Stollenplan der „Klosterwerke“ in Blankenburg im Harz

Die Arbeiten an dem unterirdischen Stollensystem kamen erheblich langsamer voran als von der „Klosterwerk GmbH“ erhofft. In den Monatsberichten der Bauleitung, die für die Zeitspanne von Oktober 1944 bis Februar 1945 erhalten sind, werden als Grund der Verzögerungen immer wieder Material- und Personalmangel genannt; hinzu kamen geologische Schwierigkeiten beim Ausbau. Bei Kriegsende soll laut OT-Akten die Anlage „Porphyr“ zu etwa zwei Drittel fertiggestellt gewesen sein. Die Klosterwerke GmbH hätte demnach in einigen Bereichen mit dem Einbau der Maschinen begonnen, die Produktion jedoch nicht aufgenommen.

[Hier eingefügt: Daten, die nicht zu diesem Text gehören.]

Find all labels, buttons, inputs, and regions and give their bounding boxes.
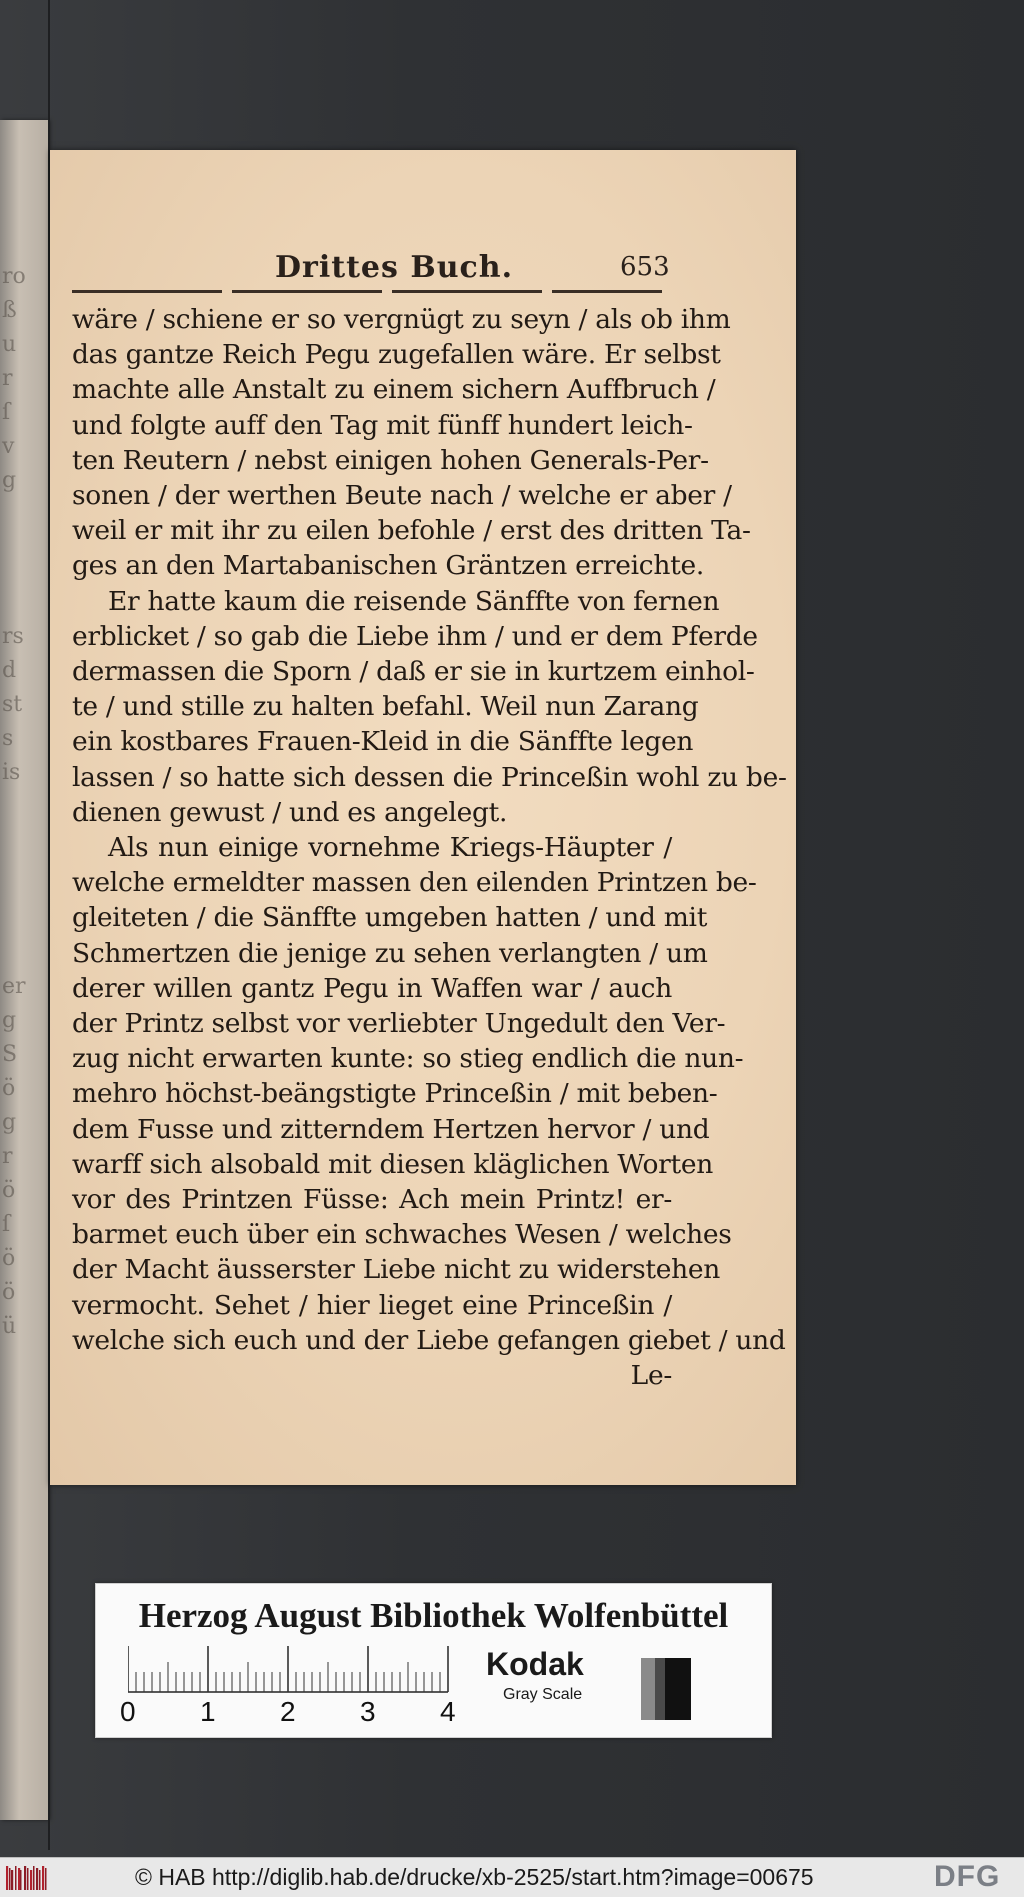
gray-patch-swatch: [665, 1658, 691, 1720]
gray-patch-swatch: [655, 1658, 665, 1720]
ruler-label: 2: [280, 1696, 296, 1727]
text-line: derer willen gantz Pegu in Waffen war / auch: [72, 972, 672, 1004]
barcode-bar: [24, 1866, 26, 1890]
gray-patch-swatch: [641, 1658, 655, 1720]
previous-page-edge: [0, 120, 48, 1820]
text-line: machte alle Anstalt zu einem sichern Auffbruch /: [72, 374, 716, 406]
gray-scale-patch: [641, 1658, 691, 1720]
kodak-logo: Kodak: [486, 1646, 584, 1682]
barcode-bar: [33, 1866, 35, 1890]
text-line: zug nicht erwarten kunte: so stieg endlich die nun-: [72, 1043, 744, 1075]
barcode-bar: [9, 1868, 11, 1890]
text-line: dem Fusse und zitterndem Hertzen hervor / und: [72, 1113, 710, 1145]
ghost-text: ro ß u r ſ v g: [2, 264, 26, 493]
barcode-bar: [39, 1870, 41, 1890]
card-title: Herzog August Bibliothek Wolfenbüttel: [138, 1596, 729, 1635]
barcode-bar: [18, 1868, 20, 1890]
header-rule: [72, 290, 662, 293]
text-line: vor des Printzen Füsse: Ach mein Printz! er-: [72, 1184, 672, 1216]
text-line: vermocht. Sehet / hier lieget eine Princeßin /: [72, 1289, 672, 1321]
text-line: Schmertzen die jenige zu sehen verlangten / um: [72, 937, 708, 969]
dfg-logo: DFG: [934, 1860, 1001, 1893]
barcode-bar: [42, 1866, 44, 1890]
ruler-labels: [122, 1696, 522, 1726]
text-line: dermassen die Sporn / daß er sie in kurtzem einhol-: [72, 656, 755, 688]
text-line: und folgte auff den Tag mit fünff hundert leich-: [72, 409, 693, 441]
text-line: Er hatte kaum die reisende Sänffte von fernen: [108, 585, 720, 617]
book-page: [50, 150, 796, 1485]
text-line: erblicket / so gab die Liebe ihm / und er dem Pferde: [72, 620, 758, 652]
barcode-bar: [20, 1870, 22, 1890]
barcode-bar: [6, 1866, 8, 1890]
barcode-bar: [15, 1866, 17, 1890]
text-line: sonen / der werthen Beute nach / welche er aber /: [72, 480, 732, 512]
text-line: warff sich alsobald mit diesen kläglichen Worten: [72, 1148, 714, 1180]
ruler-label: 1: [200, 1696, 216, 1727]
text-line: gleiteten / die Sänffte umgeben hatten / und mit: [72, 902, 708, 934]
barcode-bar: [36, 1868, 38, 1890]
ruler-label: 0: [120, 1696, 136, 1727]
text-line: ein kostbares Frauen-Kleid in die Sänffte legen: [72, 726, 694, 758]
text-line: ges an den Martabanischen Gräntzen erreichte.: [72, 550, 704, 582]
barcode-bar: [45, 1868, 47, 1890]
barcode-bar: [11, 1870, 13, 1890]
ghost-text: er g S ö g r ö ſ ö ö ü: [2, 974, 26, 1339]
text-line: ten Reutern / nebst einigen hohen Generals-Per-: [72, 444, 709, 476]
text-line: lassen / so hatte sich dessen die Princeßin wohl zu be-: [72, 761, 787, 793]
catchword: Le-: [630, 1360, 672, 1392]
page-number: 653: [620, 252, 670, 282]
text-line: mehro höchst-beängstigte Princeßin / mit beben-: [72, 1078, 718, 1110]
ruler-label: 4: [440, 1696, 456, 1727]
footer-bar: [0, 1857, 1024, 1897]
text-line: dienen gewust / und es angelegt.: [72, 796, 508, 828]
color-calibration-card: [95, 1583, 772, 1738]
ruler-scale: [128, 1646, 458, 1694]
ruler-label: 3: [360, 1696, 376, 1727]
text-block: [72, 302, 787, 1393]
ghost-text: rs d st s is: [2, 624, 24, 785]
text-line: te / und stille zu halten befahl. Weil nun Zarang: [72, 691, 699, 723]
text-line: weil er mit ihr zu eilen befohle / erst des dritten Ta-: [72, 515, 751, 547]
text-line: Als nun einige vornehme Kriegs-Häupter /: [108, 832, 672, 864]
barcode-bar: [27, 1868, 29, 1890]
text-line: welche sich euch und der Liebe gefangen giebet / und: [72, 1324, 786, 1356]
text-line: der Macht äusserster Liebe nicht zu widerstehen: [72, 1254, 721, 1286]
text-line: das gantze Reich Pegu zugefallen wäre. Er selbst: [72, 339, 721, 371]
running-head: Drittes Buch.: [275, 250, 514, 285]
text-line: barmet euch über ein schwaches Wesen / welches: [72, 1219, 732, 1251]
gray-scale-label: Gray Scale: [503, 1686, 583, 1703]
text-line: der Printz selbst vor verliebter Ungedult den Ver-: [72, 1008, 726, 1040]
text-line: welche ermeldter massen den eilenden Printzen be-: [72, 867, 757, 899]
text-line: wäre / schiene er so vergnügt zu seyn / als ob ihm: [72, 304, 731, 335]
barcode-bar: [30, 1870, 32, 1890]
copyright-url[interactable]: © HAB http://diglib.hab.de/drucke/xb-2525/start.htm?image=00675: [135, 1864, 814, 1890]
barcode-logo-icon: [6, 1864, 48, 1892]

Zwangsarbeiter und Kriegsgefangene auf der Baustelle „Porphyr“

Seit Beginn der Ausbrucharbeiten waren ständig weitere Arbeitskräfte unterzubringen, darunter zahllose ausländische Zwangsarbeiter und KZ-Häftlinge aller Herkunft. Seit Mai 1944 entstand daher in und um Blankenburg eine Vielzahl unterschiedlichster Lager, die der Klosterwerk GmbH zuzuordnen sind. Die größte Unterkunft der Organisation Todt hatte deren Bauleitung in den „Lausebergen“ errichtet, wo die Gestapo in 16 Baracken ein Internierungslager für Halbjuden und „jüdisch Versippte“ betrieb. Diese zumeist deutschen Häftlinge waren erheblichen Einschränkungen und vielfach Repressalien ausgesetzt. Drei Insassen wies die Gestapo wegen Missachtung der Lagerordnung in das berüchtigte Zwangsarbeiterlager 21 der Gestapo in Braunschweig-Watenstedt ein. Im September 1944 beschäftigte die Organisation Todt etwa 800 derart ‚Internierte‘ auf der Baustelle „Porphyr“.

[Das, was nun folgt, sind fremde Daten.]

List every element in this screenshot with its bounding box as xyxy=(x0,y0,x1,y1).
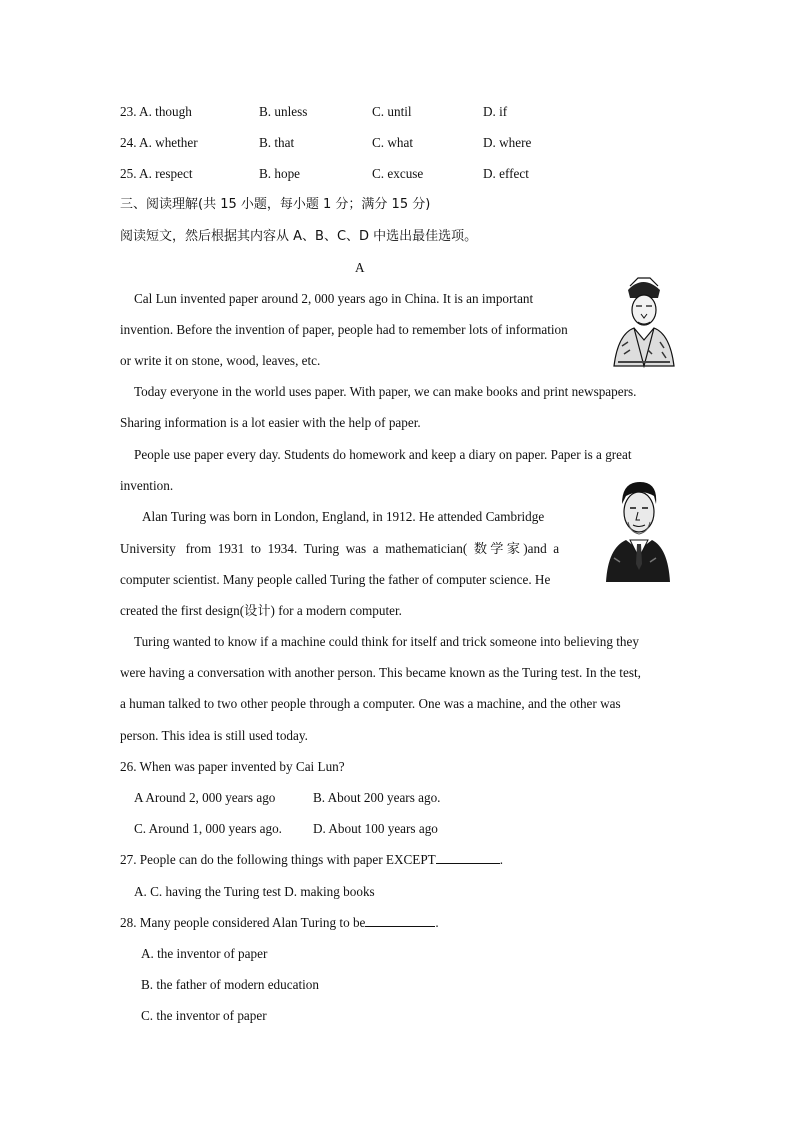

Anfang 1945 ging ihre Zahl drastisch zurück, vermutlich eine Folge der vermehrten Zuweisung ausländischer Buchenwald-Häftlinge. Ein Teil der Häftlinge des Lagers „Lauseberge“ wurde anschließend in das nahe Derenburg auf eine Baustelle des Geilenbergstabes dirigiert, wo ein Hydrierwerk entstand. Am 10. April 1945 wurde das Internierungslager aufgelöst; über das Schicksal der letzten etwa 60 Insassen ist nichts bekannt. Im Vorort Michaelstein befand sich das Lager „Waldmühle“, bestehend aus drei Baracken, in denen Einsitzende der Strafanstalt Wolfenbüttel, zumeist Polen und Belgier, untergebracht waren. Der Transport – etwa 550 Personen – soll Wolfenbüttel am 7. Juli 1944 verlassen haben.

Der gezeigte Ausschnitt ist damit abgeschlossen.